Another mechanism of ACE2 downregulation has been proposed by our group, by suggesting that the hypertensive effects of ANG-II are in part mediated by internalization of membrane-bound ACE2 and subsequent lysosomal degradation of this carboxypeptidase through an AT1R-dependent mechanism [Deshotels et al. 2014]. Interestingly, a similar mechanism of AT1R-mediated internalization was recently highlighted for another enzyme, Cox2 [Sood et al. 2014]. This feedforward mechanism, supporting the reduction of ACE2, would limit the formation and therefore availability of Ang-(1-7), as well as alamandine, and enhance the hypertensive actions of Ang-II.

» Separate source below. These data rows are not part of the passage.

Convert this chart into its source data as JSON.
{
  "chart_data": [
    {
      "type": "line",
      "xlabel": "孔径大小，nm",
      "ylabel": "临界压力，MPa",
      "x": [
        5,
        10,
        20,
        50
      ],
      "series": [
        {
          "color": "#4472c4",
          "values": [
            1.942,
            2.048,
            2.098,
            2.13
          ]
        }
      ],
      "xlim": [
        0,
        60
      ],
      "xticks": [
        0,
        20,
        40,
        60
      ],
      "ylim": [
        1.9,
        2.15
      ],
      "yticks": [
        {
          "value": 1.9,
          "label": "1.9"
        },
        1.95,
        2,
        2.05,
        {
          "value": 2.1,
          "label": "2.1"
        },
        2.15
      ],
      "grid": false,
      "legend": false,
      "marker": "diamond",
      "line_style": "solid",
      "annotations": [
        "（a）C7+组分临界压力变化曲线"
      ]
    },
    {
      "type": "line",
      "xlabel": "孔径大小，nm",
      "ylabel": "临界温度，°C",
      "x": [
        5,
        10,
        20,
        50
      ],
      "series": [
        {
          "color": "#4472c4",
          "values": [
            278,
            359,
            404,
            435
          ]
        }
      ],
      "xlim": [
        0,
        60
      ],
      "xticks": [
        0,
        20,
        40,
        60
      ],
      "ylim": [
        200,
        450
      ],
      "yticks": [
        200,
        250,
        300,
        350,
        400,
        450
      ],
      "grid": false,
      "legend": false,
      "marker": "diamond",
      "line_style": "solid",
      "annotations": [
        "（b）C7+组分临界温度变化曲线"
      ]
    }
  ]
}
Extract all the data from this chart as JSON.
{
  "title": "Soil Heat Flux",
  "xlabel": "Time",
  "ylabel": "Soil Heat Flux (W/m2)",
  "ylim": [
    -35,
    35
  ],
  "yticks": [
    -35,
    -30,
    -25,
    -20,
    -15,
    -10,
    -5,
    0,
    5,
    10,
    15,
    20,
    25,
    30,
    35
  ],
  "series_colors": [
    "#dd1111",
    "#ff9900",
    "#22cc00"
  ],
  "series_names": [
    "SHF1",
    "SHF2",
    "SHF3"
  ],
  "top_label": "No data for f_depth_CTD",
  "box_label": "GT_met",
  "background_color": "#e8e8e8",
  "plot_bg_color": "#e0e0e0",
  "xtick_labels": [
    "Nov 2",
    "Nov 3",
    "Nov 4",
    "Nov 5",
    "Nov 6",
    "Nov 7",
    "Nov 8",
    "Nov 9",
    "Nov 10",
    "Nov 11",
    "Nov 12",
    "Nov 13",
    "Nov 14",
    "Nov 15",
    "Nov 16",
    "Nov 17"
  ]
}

These studies emphasize the need for a better understanding of the mechanisms limiting ACE2 compensatory effects before the introduction of new therapies to enhance ACE2 activity.
Conclusion
A great advance has been made in understanding the role of RAS and ACE2 in the brain. The potential therapeutic implications of ACE2 and downstream peptides like Ang-(1-7) and alamandine make for ideal target candidates for further research in hypertension, heart failure and other cardiovascular diseases. Increasing brain ACE2 by stimulating endogenous ACE2 activity and/or expression, or administration of exogenous ACE2, may provide beneficial effects in some pathologic conditions, mostly by reducing sympathetic activity, oxidative stress and inflammation which are the main mechanisms activated by the ACE/Ang-II/AT1R axis. Although the discoveries of ACE2 and alamandine have been recent advancements in our understanding of the compensatory RAS, further clarification of its role and therapeutic potential in the CNS in health and disease is needed.
Footnotes
Funding
This work was supported by the National Institutes of Health (HL093178, GM103514) and the American Heart Association (12EIA8030004).
Conflict of interest statement
The authors declare no conflicts of interest in preparing this article.